An earlier study 52 proposed two rationales for the lack of reversion of CD8+ T cell escape variants: the absence of a significant influence on viral fitness and the existence of CD8+ T cell-mediated selective pressure restricted by a human leukocyte antigen (HLA) allele. Since no evidence was reported to support the above affirmed rationale, future studies are required to identify associations between an HLA allele and specific amino acid polymorphism and also to evaluate dominant immune responses to the antigenic peptides of subtype C pol, which will be needed to gain insight into the viral pathogenic mechanisms as well as the design of a vaccine.
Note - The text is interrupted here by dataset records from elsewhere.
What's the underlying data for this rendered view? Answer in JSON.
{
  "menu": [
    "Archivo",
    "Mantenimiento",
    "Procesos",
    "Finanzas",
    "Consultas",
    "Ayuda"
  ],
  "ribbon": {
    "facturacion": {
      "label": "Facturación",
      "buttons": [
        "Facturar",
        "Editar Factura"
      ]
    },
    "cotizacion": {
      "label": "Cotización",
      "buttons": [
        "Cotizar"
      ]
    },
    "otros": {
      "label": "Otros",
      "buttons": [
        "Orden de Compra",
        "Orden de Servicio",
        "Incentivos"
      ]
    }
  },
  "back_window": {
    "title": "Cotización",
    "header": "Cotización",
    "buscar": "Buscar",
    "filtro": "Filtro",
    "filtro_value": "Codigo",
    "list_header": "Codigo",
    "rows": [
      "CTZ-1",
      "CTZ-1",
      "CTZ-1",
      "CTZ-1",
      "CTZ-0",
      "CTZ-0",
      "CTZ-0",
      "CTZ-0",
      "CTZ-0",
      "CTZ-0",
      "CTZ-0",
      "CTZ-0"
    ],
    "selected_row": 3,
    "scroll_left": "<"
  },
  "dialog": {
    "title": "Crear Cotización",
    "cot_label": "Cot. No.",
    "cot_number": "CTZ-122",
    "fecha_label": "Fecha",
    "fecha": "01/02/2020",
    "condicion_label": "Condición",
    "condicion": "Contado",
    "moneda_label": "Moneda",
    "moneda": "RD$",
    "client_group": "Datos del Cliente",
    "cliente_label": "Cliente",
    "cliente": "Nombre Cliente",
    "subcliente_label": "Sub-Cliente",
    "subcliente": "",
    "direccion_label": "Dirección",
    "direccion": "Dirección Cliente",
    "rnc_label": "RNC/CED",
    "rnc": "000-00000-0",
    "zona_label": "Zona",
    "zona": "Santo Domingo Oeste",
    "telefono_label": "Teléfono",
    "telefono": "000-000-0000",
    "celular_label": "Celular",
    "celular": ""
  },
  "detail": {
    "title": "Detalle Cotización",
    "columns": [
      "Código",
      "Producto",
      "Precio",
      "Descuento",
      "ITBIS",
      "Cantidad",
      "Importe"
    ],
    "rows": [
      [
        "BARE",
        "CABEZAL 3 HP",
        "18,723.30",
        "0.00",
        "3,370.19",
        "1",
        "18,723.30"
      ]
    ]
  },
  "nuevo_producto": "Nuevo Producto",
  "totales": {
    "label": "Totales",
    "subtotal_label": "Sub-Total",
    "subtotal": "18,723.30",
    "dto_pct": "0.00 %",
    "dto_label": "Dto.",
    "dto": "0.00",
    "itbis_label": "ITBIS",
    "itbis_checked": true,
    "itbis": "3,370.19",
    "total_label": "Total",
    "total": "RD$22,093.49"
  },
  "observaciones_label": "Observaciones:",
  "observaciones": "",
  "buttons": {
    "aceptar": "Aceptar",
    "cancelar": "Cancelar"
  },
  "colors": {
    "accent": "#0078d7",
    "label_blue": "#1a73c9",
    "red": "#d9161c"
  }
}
In conclusion, the observed purifying selection pressure and low RT nucleotide variation between epidemiologically related transmission pairs highlight its essential role in HIV-1 replication. The effect of RT positively selected mutations that persist over time following transmission between individuals needs to be studied to determine the fitness cost of the mutations in vivo, which may possibly represent good targets for inclusion in HIV-1 vaccines.
Nucleotide Sequence Accession Numbers
The GenBank accession numbers of the HIV-1 RT described here are EU429988 through EU430023 and EU597182 through EU597197.
Footnotes
Author Disclosure Statement
No competing financial interests exist.